At the time of this writing, the V-Wave® Ventura® Interatrial Shunt system is an investigational device aiming to improve the quality of life (fewer symptoms, reduced hospital admissions, etc.) for patients with heart failure.
The shunt is hourglass-shaped with a nitinol frame deployed through the interatrial septum (IAS). After accessing the femoral vein, a right heart catheterization is performed to get baseline pressures. The Swan-Ganz catheter is then exchanged for an intracardiac echocardiography (ICE) catheter, and after heparin is administered, a transseptal puncture is created using fluoroscopy with ICE. The V-Wave shunt dilator/delivery sheath is passed through the transseptal puncture, the dilator removed, and the V-Wave shunt deployed. The device’s shape holds it in place as it straddles the IAS on both sides.
Left-sided heart failure is often associated with dilation of the left ventricle.
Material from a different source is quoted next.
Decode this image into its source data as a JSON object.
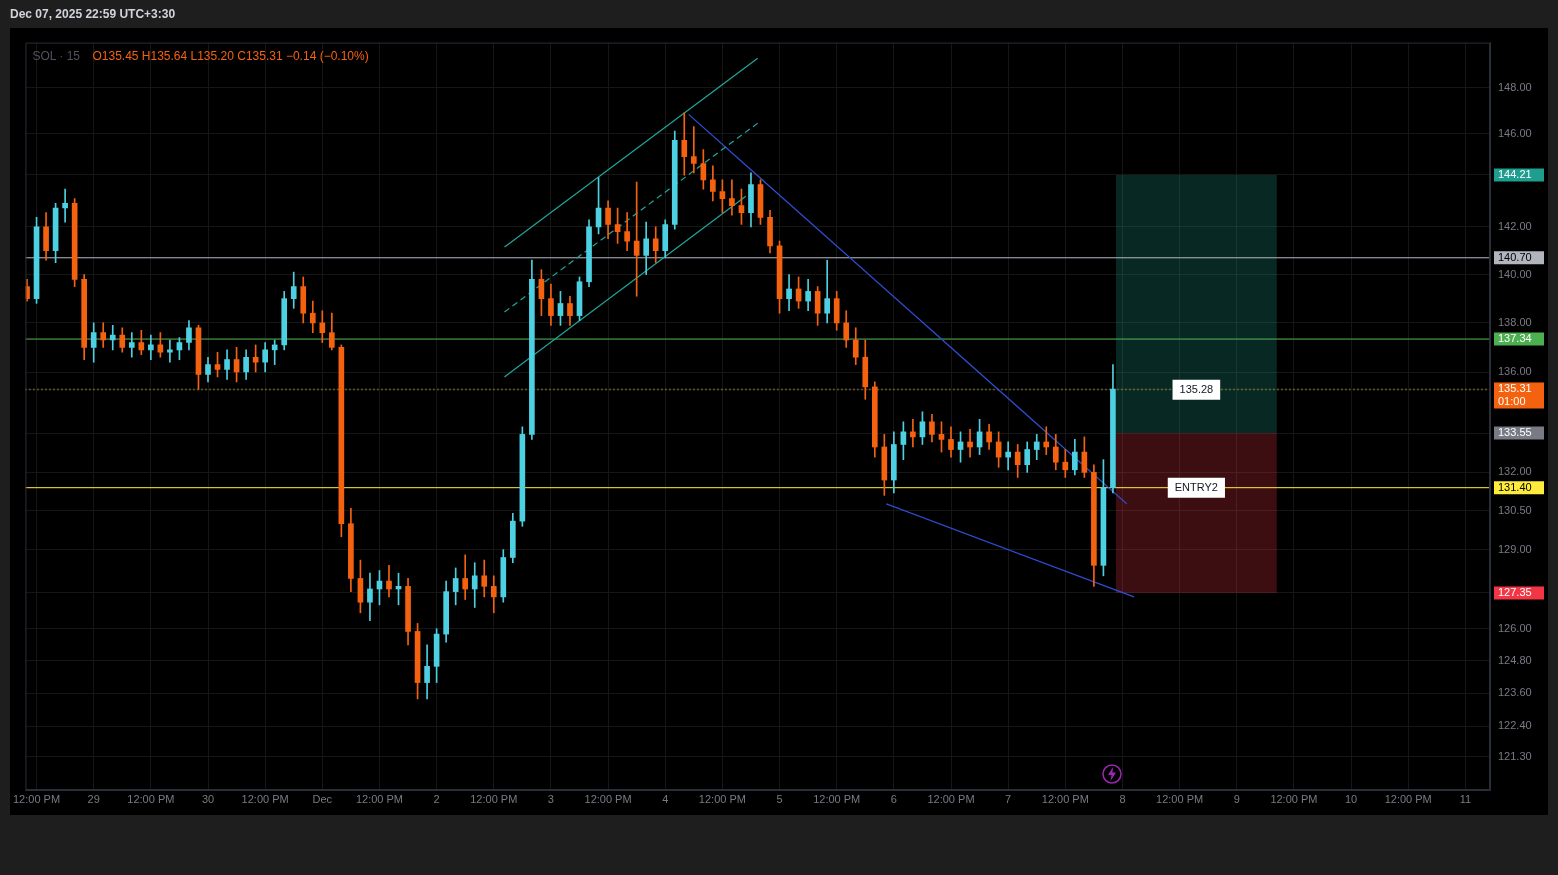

This stretches apart the mitral valve annulus and tethers the chordae leading to mitral regurgitation and increased left atrial pressure (LAP). The V-Wave shunt aims to reduce the resulting left atrial pressure by acting as a “pop-off” valve. Due to the pressure gradient between the left atrium (high) and right atrium (low), blood is transferred across the shunt via a Venturi effect to the right heart, thereby decongesting the left atrium and pulmonary venous system.